Agar tidak dicurigai sedang berbohong, Li Hongli mengalihkan pandangan ke arah lain sambil tertawa canggung untuk meredakan suasana yang mulai menjadi canggung.
"Cepat katakan saja yang sebenarnya. Kau tahu bukan aku tidak suka dengan pembohong?" Huanran berdecak kesal memaksa untuk Li Hongli berkata jujur.

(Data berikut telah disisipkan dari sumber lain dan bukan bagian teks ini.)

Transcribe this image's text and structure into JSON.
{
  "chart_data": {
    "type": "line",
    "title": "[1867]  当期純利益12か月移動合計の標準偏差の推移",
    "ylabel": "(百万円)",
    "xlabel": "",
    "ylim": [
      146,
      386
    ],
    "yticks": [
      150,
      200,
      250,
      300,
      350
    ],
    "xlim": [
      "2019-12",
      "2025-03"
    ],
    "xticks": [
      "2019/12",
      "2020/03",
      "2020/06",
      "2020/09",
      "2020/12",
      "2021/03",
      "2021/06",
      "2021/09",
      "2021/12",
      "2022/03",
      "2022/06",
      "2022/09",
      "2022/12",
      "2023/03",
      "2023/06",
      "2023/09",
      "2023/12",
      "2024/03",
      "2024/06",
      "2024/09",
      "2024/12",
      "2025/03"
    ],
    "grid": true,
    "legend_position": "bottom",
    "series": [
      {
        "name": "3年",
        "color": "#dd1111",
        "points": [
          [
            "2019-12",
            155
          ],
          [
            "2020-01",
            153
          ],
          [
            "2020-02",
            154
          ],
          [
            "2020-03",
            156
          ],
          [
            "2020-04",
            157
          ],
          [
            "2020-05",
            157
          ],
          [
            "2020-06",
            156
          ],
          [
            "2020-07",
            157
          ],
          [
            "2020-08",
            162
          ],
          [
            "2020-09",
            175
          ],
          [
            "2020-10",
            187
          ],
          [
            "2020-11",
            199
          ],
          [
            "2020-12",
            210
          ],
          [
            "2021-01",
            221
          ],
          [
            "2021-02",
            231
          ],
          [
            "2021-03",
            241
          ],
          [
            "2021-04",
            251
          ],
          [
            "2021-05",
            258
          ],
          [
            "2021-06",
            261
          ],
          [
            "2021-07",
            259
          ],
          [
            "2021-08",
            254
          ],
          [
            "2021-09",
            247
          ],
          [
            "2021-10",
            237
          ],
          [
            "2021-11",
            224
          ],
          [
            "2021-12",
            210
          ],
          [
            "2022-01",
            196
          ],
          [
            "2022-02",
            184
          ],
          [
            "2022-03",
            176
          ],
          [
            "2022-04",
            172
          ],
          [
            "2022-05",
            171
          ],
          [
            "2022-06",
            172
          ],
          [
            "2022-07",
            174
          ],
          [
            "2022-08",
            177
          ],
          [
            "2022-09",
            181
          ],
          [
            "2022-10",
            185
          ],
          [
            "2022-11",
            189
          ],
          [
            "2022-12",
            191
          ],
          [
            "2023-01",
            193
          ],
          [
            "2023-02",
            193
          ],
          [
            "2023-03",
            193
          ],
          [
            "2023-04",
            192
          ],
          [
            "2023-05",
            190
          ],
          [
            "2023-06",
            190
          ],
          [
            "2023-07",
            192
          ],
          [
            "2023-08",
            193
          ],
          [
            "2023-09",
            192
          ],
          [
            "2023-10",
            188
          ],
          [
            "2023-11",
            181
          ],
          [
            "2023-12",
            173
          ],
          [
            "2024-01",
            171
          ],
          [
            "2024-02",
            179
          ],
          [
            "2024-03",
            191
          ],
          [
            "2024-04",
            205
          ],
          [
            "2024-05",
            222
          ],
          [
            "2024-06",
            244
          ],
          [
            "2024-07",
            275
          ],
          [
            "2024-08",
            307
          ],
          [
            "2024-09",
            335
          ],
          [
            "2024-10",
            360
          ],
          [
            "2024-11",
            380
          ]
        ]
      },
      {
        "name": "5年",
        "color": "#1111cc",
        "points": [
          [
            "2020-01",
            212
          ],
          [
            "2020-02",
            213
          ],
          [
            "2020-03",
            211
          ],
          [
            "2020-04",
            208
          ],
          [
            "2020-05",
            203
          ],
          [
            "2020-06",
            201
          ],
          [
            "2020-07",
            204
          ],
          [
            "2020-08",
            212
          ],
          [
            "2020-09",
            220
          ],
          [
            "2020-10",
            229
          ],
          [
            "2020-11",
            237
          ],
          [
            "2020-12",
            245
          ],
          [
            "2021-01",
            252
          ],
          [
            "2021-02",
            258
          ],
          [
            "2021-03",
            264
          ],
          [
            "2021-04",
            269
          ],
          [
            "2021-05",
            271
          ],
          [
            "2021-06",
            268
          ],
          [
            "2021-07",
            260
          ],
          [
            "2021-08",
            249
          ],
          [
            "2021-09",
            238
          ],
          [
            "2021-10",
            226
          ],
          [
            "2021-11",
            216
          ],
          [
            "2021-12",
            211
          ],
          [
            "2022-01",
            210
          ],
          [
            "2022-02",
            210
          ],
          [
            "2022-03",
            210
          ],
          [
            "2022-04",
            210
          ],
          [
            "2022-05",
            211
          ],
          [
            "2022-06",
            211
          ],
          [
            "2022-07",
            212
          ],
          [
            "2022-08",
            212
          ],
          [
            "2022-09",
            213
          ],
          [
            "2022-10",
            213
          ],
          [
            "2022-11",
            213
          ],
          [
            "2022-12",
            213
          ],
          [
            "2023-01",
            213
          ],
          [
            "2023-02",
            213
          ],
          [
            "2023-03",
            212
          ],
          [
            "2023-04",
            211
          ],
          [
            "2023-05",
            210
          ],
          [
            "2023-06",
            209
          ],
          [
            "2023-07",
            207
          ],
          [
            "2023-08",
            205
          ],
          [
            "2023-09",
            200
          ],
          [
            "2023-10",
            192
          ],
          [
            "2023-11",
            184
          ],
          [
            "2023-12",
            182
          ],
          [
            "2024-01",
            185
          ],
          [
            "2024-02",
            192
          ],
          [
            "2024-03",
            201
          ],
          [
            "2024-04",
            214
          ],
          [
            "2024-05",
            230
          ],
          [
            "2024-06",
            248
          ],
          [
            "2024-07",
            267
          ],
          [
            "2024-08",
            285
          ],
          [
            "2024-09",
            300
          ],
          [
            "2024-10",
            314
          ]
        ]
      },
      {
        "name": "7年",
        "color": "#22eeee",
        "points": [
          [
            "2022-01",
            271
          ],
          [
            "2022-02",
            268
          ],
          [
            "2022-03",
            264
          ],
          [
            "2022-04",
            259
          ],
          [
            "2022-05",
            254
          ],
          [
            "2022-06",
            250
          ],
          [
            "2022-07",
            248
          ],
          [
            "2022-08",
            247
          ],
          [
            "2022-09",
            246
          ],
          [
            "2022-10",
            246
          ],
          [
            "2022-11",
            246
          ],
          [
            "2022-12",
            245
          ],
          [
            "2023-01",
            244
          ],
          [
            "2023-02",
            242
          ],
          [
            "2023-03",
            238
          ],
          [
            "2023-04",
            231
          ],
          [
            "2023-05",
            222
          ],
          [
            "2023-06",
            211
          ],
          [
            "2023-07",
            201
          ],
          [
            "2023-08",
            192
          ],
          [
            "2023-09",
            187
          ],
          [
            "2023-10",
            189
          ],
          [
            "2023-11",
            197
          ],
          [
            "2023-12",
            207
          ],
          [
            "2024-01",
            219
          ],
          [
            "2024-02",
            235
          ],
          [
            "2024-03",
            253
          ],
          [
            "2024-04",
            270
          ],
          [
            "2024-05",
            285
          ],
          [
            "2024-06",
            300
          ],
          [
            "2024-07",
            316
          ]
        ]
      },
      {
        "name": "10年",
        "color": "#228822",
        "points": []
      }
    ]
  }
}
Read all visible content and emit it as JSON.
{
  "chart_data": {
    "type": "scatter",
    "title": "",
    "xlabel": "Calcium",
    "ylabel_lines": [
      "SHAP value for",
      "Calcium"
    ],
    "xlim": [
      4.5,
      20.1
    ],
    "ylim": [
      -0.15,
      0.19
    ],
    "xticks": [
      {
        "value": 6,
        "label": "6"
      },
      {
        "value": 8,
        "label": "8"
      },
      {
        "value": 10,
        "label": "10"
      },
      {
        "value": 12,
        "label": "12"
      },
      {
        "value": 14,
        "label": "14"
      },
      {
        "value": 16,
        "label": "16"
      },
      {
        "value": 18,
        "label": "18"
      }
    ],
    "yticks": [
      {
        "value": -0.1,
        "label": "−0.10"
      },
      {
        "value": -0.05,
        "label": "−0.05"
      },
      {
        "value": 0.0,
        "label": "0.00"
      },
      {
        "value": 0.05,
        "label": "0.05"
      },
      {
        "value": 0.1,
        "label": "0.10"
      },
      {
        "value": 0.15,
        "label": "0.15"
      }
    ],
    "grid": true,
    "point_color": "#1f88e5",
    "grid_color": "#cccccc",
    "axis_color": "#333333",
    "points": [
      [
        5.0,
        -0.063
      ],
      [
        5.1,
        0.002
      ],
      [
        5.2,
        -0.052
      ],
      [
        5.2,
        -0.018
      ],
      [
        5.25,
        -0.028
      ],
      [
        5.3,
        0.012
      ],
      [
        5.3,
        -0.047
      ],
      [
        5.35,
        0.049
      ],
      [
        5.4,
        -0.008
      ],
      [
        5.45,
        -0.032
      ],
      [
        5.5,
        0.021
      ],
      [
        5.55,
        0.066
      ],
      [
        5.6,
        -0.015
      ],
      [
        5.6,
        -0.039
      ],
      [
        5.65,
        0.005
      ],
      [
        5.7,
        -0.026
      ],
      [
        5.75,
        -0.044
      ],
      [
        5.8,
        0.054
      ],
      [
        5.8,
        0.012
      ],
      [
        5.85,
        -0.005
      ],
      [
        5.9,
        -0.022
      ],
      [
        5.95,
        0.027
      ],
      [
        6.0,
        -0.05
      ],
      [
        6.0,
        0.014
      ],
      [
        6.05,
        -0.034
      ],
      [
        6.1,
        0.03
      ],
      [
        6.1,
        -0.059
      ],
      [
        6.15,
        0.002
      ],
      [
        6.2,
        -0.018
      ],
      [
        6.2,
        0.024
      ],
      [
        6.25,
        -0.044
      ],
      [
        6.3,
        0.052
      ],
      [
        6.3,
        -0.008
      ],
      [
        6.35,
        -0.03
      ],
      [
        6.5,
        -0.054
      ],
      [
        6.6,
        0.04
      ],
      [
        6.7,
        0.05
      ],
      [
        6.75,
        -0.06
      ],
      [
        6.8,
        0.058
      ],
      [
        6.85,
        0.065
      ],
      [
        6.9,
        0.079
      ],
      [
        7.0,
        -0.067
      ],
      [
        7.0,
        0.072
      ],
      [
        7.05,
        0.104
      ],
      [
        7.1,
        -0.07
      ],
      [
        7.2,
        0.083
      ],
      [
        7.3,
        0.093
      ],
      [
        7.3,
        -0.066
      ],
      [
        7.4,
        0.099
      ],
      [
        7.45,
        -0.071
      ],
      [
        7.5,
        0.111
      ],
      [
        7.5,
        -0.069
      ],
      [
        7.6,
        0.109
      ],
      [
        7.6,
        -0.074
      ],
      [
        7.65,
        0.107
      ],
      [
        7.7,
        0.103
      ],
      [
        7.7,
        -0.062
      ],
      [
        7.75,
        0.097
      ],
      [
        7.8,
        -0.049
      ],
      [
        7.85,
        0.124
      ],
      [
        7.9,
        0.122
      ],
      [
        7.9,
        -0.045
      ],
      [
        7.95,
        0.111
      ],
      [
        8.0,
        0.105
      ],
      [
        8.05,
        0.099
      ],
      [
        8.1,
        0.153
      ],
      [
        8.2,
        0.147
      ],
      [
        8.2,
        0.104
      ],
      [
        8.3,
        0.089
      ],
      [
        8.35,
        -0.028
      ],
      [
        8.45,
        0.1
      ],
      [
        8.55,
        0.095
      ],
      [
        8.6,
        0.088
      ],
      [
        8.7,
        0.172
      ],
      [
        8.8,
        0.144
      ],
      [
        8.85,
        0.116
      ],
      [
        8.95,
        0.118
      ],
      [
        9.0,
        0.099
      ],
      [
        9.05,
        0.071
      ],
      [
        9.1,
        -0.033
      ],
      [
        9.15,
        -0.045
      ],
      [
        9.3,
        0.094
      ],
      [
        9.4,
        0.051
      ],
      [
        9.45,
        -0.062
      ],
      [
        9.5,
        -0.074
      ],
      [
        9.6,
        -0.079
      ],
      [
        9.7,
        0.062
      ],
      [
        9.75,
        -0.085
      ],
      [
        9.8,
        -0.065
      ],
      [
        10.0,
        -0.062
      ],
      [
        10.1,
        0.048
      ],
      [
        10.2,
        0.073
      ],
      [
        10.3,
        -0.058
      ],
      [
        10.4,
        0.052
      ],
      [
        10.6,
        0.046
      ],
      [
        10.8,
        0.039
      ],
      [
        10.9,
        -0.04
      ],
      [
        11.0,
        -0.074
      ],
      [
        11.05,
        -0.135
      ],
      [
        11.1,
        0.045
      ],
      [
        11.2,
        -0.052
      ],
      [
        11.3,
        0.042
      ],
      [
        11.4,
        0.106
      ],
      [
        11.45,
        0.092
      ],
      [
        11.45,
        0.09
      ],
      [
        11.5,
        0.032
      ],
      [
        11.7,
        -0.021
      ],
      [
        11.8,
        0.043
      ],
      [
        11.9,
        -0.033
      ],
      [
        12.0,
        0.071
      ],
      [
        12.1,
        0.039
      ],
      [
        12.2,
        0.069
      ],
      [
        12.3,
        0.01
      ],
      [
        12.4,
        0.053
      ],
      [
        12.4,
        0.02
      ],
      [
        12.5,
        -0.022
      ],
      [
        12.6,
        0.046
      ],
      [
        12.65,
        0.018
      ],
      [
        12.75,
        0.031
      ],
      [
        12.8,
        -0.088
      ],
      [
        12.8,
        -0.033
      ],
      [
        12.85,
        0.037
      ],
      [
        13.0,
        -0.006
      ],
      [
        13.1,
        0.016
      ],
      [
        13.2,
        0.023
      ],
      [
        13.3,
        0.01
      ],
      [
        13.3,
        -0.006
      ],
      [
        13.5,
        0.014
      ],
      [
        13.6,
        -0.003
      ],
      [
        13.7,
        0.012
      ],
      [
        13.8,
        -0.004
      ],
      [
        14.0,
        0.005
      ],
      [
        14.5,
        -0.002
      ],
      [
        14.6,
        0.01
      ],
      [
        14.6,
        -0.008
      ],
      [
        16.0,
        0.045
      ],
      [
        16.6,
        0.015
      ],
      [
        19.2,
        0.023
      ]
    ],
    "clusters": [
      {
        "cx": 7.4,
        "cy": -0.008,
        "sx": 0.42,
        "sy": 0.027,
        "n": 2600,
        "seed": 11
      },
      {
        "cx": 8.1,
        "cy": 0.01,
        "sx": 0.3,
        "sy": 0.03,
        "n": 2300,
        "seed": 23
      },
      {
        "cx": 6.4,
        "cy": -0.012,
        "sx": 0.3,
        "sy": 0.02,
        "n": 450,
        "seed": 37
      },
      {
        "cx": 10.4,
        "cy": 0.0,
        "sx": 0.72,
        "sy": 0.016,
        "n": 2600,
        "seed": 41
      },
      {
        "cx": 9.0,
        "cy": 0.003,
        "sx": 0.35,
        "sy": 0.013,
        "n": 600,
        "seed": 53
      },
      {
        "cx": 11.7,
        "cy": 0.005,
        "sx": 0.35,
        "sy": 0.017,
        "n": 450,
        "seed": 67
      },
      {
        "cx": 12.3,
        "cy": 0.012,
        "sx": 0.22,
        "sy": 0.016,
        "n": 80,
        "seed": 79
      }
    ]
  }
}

Merasa sudah ketahuan dan tidak mungkin mengelak lagi mengingat Huanran memiliki banyak mata-mata, Li Hongli akhirnya mengaku jika masih bekerja sebagai maskot di beberapa acara festival.
Huanran seketika marah dan menegur Li Hongli dengan keras. Wanita cantik itu benar-benar tidak habis pikir dengan pria tersebut yang terlalu memaksakan diri.
"Kau tahu sendiri bukan biaya hidup di kota jauh lebih tinggi dari pada di desa? Lagi pula orang tuaku tidak pernah memberikan uang sepeserpun semenjak aku memutuskan untuk kuliah..."
Dengan tenang Li Hongli memotong perkataan Huanran saat sedang memarahinya. Hal itu seketika membuat wanita cantik tersebut terdiam seribu bahasa.
Li Hongli memang pernah menceritakan kisah hidupnya kepada Huanran. Jadi wajar saja jika wanita cantik tersebut langsung mengerti apa yang sedang dibicarakan.
"Apa kau menolak lagi bayaran yang diberikan oleh ayahku?" Tanya Huanran yang sudah bisa menebak jika Li Hongli bekerja untuknya tanpa bayaran sepeserpun.
Dengan santai dan tanpa beban Li Hongli tertawa membenarkan pertanyaan Huanran. Dia lalu menjelaskan jika tidak memerlukan bayaran, bahkan merasa senang bisa mengenal wanita cantik tersebut.
"Lagipula tidak banyak orang yang aku kenal sejak datang ke kota ini. Jadi saat mendengar lowongan pekerjaan itu aku mendaftarnya untuk mencari teman yang bisa di ajak berbicara dengan santai..."
Mendengar perkataan dari Li Hongli seakan bukan hal baru lagi untuk Huanran. Wanita cantik itu tentu sudah mengetahuinya dari seseorang dan sampai sekarang masih bingung dengan cara berpikir pria tersebut.
Setelah hening beberapa saat, Li Hongli mengeluarkan dua buah buku merah dan menunjukan kepada Huanran yang merasa penasaran.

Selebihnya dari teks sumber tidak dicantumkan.